Dataflow – Mete Atamel

Continuing on the Big Data theme, Google Cloud Dataflow is the next component I want to take a look in Google Cloud Platform.

What is Dataflow?

Dataflow is mainly for batch or stream data processing.
Good for high volume computation and embarrassingly parallel workloads.
Consists of 2 major components:
1. Dataflow SDKs: A programming model and SDKs for large-scale cloud data processing.
2. Dataflow Service: Ties together and fully manages several different Google Cloud Platform technologies to execute data processing jobs in the cloud.
Dataflow SDK is being open sourced as Apache Beam.

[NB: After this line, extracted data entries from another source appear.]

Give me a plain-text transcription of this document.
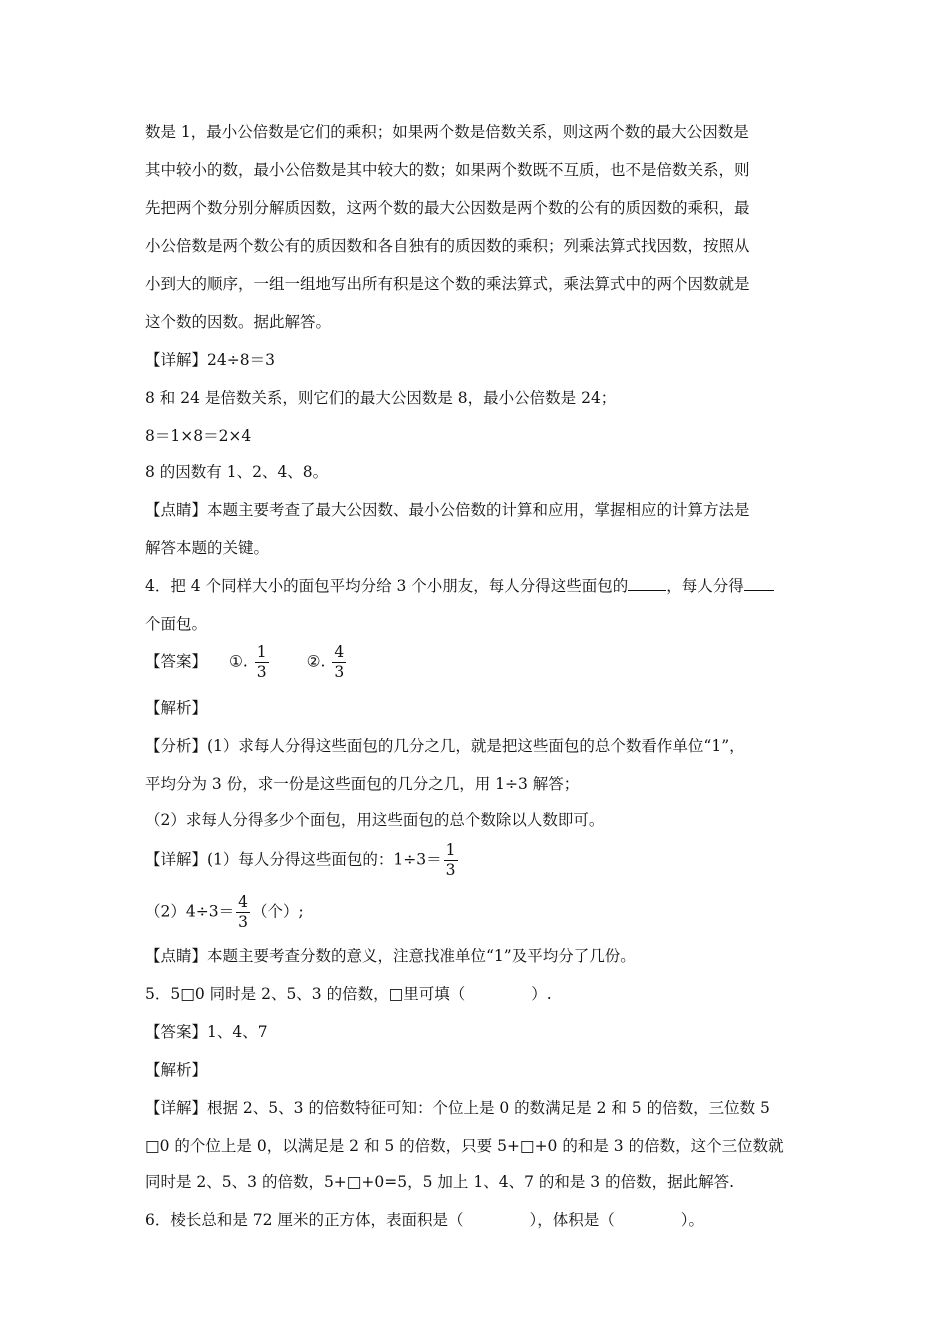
数是 1，最小公倍数是它们的乘积；如果两个数是倍数关系，则这两个数的最大公因数是
其中较小的数，最小公倍数是其中较大的数；如果两个数既不互质，也不是倍数关系，则
先把两个数分别分解质因数，这两个数的最大公因数是两个数的公有的质因数的乘积，最
小公倍数是两个数公有的质因数和各自独有的质因数的乘积；列乘法算式找因数，按照从
小到大的顺序，一组一组地写出所有积是这个数的乘法算式，乘法算式中的两个因数就是
这个数的因数。据此解答。
【详解】24÷8＝3
8 和 24 是倍数关系，则它们的最大公因数是 8，最小公倍数是 24；
8＝1×8＝2×4
8 的因数有 1、2、4、8。
【点睛】本题主要考查了最大公因数、最小公倍数的计算和应用，掌握相应的计算方法是
解答本题的关键。
4．把 4 个同样大小的面包平均分给 3 个小朋友，每人分得这些面包的 ，每人分得
个面包。
【答案】 ①. $\frac{1}{3}$ ②. $\frac{4}{3}$
【解析】
【分析】(1）求每人分得这些面包的几分之几，就是把这些面包的总个数看作单位“1”，
平均分为 3 份，求一份是这些面包的几分之几，用 1÷3 解答；
（2）求每人分得多少个面包，用这些面包的总个数除以人数即可。
【详解】(1）每人分得这些面包的：$1\div 3= \frac{1}{3}$
$(2)4\div 3= \frac{4}{3}$ （个）;
【点睛】本题主要考查分数的意义，注意找准单位“1”及平均分了几份。
5．5□0 同时是 2、5、3 的倍数，□里可填（	）.
【答案】1、4、7
【解析】
【详解】根据 2、5、3 的倍数特征可知：个位上是 0 的数满足是 2 和 5 的倍数，三位数 5
□0 的个位上是 0，以满足是 2 和 5 的倍数，只要 5+□+0 的和是 3 的倍数，这个三位数就
同时是 2、5、3 的倍数，5+□+0=5，5 加上 1、4、7 的和是 3 的倍数，据此解答.
6．棱长总和是 72 厘米的正方体，表面积是（	），体积是（	）。
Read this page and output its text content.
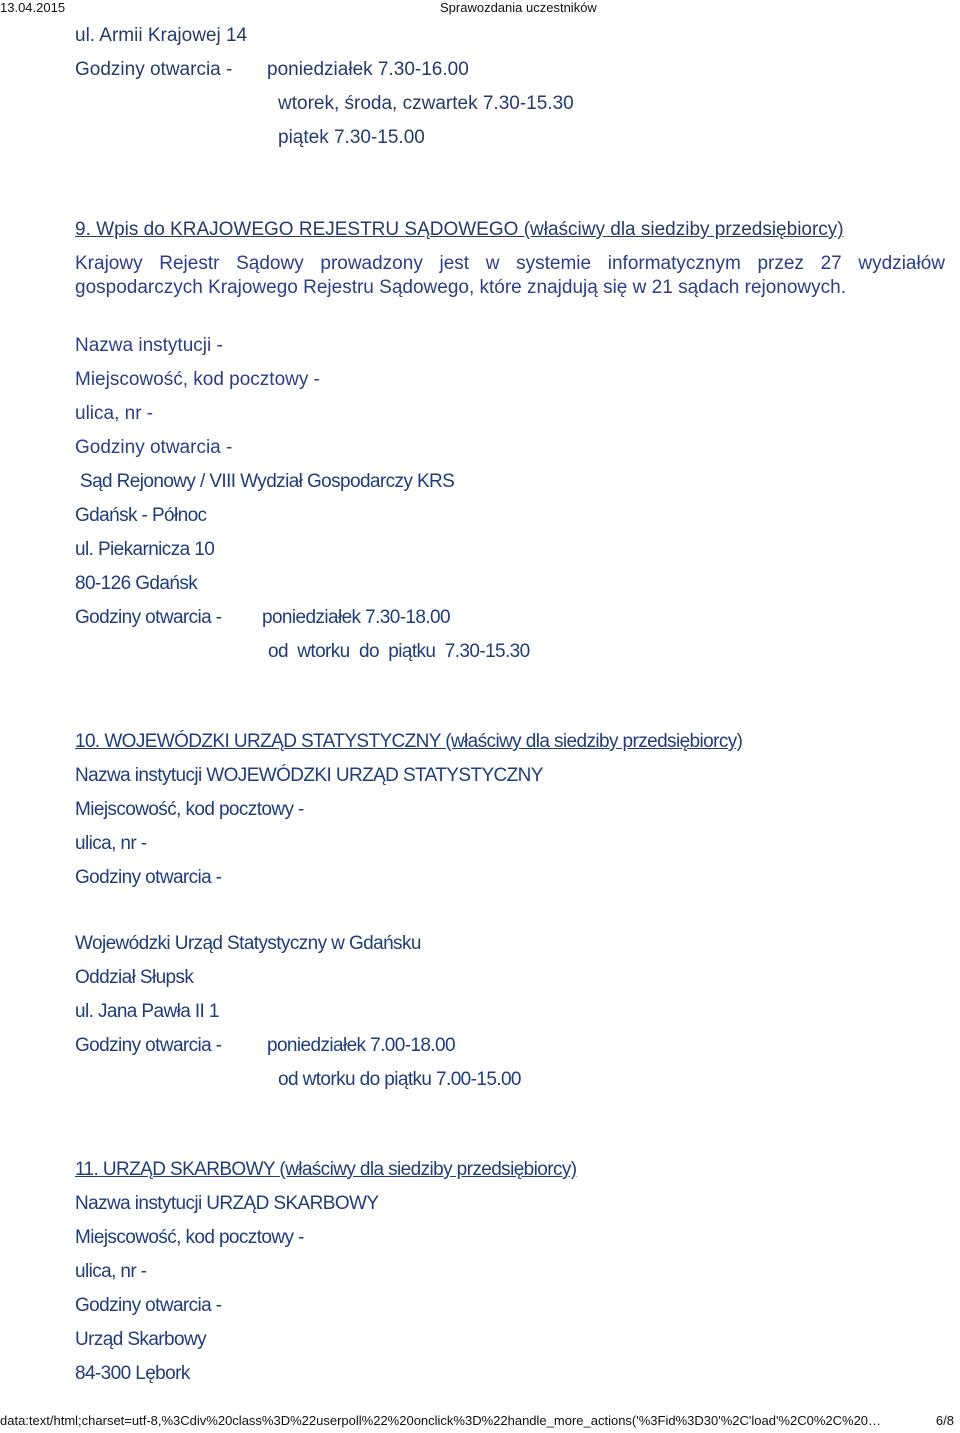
13.04.2015	Sprawozdania uczestników
ul. Armii Krajowej 14
Godziny otwarcia - poniedziałek 7.30-16.00
wtorek, środa, czwartek 7.30-15.30
piątek 7.30-15.00
9. Wpis do KRAJOWEGO REJESTRU SĄDOWEGO (właściwy dla siedziby przedsiębiorcy)
Krajowy Rejestr Sądowy prowadzony jest w systemie informatycznym przez 27 wydziałów gospodarczych Krajowego Rejestru Sądowego, które znajdują się w 21 sądach rejonowych.
Nazwa instytucji -
Miejscowość, kod pocztowy -
ulica, nr -
Godziny otwarcia -
Sąd Rejonowy / VIII Wydział Gospodarczy KRS
Gdańsk - Północ
ul. Piekarnicza 10
80-126 Gdańsk
Godziny otwarcia - poniedziałek 7.30-18.00
od  wtorku  do  piątku  7.30-15.30
10. WOJEWÓDZKI URZĄD STATYSTYCZNY (właściwy dla siedziby przedsiębiorcy)
Nazwa instytucji WOJEWÓDZKI URZĄD STATYSTYCZNY
Miejscowość, kod pocztowy -
ulica, nr -
Godziny otwarcia -
Wojewódzki Urząd Statystyczny w Gdańsku
Oddział Słupsk
ul. Jana Pawła II 1
Godziny otwarcia - poniedziałek 7.00-18.00
od wtorku do piątku 7.00-15.00
11. URZĄD SKARBOWY (właściwy dla siedziby przedsiębiorcy)
Nazwa instytucji URZĄD SKARBOWY
Miejscowość, kod pocztowy -
ulica, nr -
Godziny otwarcia -
Urząd Skarbowy
84-300 Lębork
data:text/html;charset=utf-8,%3Cdiv%20class%3D%22userpoll%22%20onclick%3D%22handle_more_actions('%3Fid%3D30'%2C'load'%2C0%2C%20…	6/8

Dataflow Programming Model consists of 4 concepts:

Pipelines: Set of operations that can read a source of input data, transform it and write out the output. Contains data (PCollections) and processing on the data (Transforms)
PCollections: Inputs and outputs for each step in the pipeline. Immutable after creation. 2 flavors:
- Bounded: Fixed-size data set for text, BigQuery, Datastore or custom data.
- Unbounded: Continuously updating data set, or streaming data such as Pub/Sub or custom data.
Transforms: A data processing operation, or a step, in the pipeline. Takes PCollection as input and produces PCollection as output. 2 flavors:
- Core: You provide the processing logic as a function object. 4 Core transform types: ParDo, GroupByKey, Combine, Flatten.
- Composite: Built from multiple sub-transforms.
I/O Sources and Sinks: Source APIs to read data into the pipeline, and sink APIs to write output data from your pipeline. APIs for common formats such as:
- Text files
- BigQuery tables
- Avro files
- Pub/Sub
- BigTable (beta)

Two supported languages:

Dataflow Service is a managed service in Google Cloud Platform to deploy and execute Dataflow pipelines (as Dataflow jobs).
Simplifies distributed parallel processing by:
1. Automatic partitioning and distribution of Compute Engine instances.
2. Optimization of the pipeline.
3. Automatic scaling of resources as needed.
Automatically spins and tears down necessary resources (Compute Engine, Cloud Storage) to run the Dataflow job.
Provides tools like Dataflow Monitoring Interface and the Dataflow Command-line Interface.